Only a very small proportion of people who identify as trans nowadays have surgeries on their external genitals, though.
The vast majority of so-called "gender affirming surgeries" are on parts of the body that other people/the general public can easily see rather than on the "private parts" - double mastectomies to remove the breasts of females; surgeries to implant spherical plastic sacs of silcone goo or saline into the chest walls of males to give the visual appearance of very noticeable breasts; surgeries to "feminize" the faces, heads and necks of males by filing down the brow and jaw bones, reshaping the nose and the area underneath it, moving the hairline down and transplanting hair, adding cheek implants, shaving down the Adam's apple.
By far the single most common "gender affirming" surgery done nowadays and over the past decade is double mastectomy on teenage girls and young young women who "identify as" either trans boys/men or as non-binary.

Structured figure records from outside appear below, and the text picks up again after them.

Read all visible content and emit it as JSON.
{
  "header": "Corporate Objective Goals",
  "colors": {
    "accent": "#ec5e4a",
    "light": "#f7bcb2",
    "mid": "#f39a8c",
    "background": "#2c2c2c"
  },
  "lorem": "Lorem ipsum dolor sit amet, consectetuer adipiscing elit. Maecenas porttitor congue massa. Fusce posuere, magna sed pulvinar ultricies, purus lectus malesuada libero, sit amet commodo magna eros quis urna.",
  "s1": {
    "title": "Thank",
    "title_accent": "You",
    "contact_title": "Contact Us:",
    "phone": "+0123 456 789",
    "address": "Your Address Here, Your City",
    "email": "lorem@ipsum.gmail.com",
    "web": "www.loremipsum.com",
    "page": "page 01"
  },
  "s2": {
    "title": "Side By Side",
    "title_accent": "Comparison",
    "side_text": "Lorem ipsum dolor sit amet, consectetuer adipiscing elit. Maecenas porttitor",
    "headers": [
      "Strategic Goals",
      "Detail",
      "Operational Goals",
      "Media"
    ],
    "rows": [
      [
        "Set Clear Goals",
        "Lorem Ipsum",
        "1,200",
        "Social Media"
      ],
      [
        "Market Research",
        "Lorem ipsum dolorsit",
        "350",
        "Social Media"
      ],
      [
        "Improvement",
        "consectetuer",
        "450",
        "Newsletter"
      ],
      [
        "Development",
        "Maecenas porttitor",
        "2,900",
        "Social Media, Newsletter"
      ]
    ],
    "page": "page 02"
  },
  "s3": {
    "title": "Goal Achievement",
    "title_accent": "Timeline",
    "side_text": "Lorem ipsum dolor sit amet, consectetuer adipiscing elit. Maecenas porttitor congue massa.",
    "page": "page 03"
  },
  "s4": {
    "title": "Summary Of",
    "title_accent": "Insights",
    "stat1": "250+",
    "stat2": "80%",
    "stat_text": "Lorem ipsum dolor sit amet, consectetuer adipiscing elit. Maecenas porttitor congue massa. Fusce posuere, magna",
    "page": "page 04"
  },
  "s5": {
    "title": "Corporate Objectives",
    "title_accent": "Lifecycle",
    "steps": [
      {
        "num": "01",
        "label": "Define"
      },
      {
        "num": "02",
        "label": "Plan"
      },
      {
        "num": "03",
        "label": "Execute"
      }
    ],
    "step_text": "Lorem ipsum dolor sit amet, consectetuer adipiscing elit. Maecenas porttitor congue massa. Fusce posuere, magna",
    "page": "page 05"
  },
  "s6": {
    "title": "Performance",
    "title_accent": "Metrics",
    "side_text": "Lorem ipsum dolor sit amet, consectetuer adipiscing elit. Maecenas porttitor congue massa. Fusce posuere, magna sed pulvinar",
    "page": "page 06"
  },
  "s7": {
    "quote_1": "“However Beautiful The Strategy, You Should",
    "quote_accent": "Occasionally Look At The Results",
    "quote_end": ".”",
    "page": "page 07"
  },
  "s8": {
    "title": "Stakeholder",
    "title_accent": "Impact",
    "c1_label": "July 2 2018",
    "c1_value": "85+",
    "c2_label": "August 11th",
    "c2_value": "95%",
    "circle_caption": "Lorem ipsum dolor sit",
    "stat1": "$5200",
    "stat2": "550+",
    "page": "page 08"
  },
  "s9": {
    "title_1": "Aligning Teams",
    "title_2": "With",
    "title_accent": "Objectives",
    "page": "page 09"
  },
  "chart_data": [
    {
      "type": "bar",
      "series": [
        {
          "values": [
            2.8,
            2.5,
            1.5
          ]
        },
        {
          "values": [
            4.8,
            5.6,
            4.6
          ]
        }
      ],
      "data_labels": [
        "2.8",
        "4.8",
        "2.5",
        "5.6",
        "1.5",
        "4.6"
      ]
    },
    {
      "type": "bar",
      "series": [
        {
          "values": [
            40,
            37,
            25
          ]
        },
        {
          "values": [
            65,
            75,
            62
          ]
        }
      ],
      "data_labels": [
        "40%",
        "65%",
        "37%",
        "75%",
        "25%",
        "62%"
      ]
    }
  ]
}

Female people who take high doses of exogenous testosterone to masculinize their outer appearance will develop an enlarged clitoris, vaginal atrophy, and changes to the uterus and ovaries that can result in vaginal bleeding and uterine pain, especially after orgasm and when they enage in penetrative vaginal sex.
To mitigate this, and to stop ovulation and their menstrual periods, many females who identity as boys/men or as nonbinary will have their uterus, ovaries and Fallopian tubes removed. However, as a great many so-called "trans men" want to have children, quite a few will wait as long as possible to have their reproductive organs taken out.
As for males who "identify as" girls/women: 90-95% elect to keep their penises, testicles, prostates and the rest of their male reproductive and urinary anatomy intact. This is particularly the case for the cohort who've gone through male puberty of adolescence and have been able to experience the pleasures of male orgasm. Many of this group will say they want genital surgery in the future, but very few of them end up actually ever getting it.
This is why so much attention has been paid in recent years to the testosterone levels of the male teenagers and aduts competing in female sports. If athletes like CeCe Telfer, Lia Thomas, Juniper Eastwood, Meghan Youngren, Andraya Yearwood, Terry Miller, Sadie Schreiner didn't still have their testicles, they wouldn't need to take testosterone suppressant drugs and none of them would ever have been subject to NCAA, USATF or WA rules requiring medical testing to check if the drugs were actually working as well as claimed.
Nowadays, the only group of trans-identified males who are much more likely than not to have genital surgeries that entail removing the testicles (and reconstructing the penis, shortening the urethra and creating a cavity in the pelvis that will mistakenly be called a vagina) are the relatively young ones who were socially "transitioned" by their parents/guardians when they were small children and subjected to so-called "gender affirming" medical interventions ASAP in adolescence. Such as the unfortunate youngsters who've been paraded around in the public eye and shown off in the press, social media, on television and at rallies and legislative hearings as "poster children" for so-called "pediatric gender medicine" and "early transition" like Jazz Jennings, Kim Petras, Jackie Green and Trinity Neal - all of whom were turned into public figures and put on "puberty blockers" by their attention-seeking parents when they were still very young boys, then subjected to genital surgeries to permanently castrate them when they were still minors.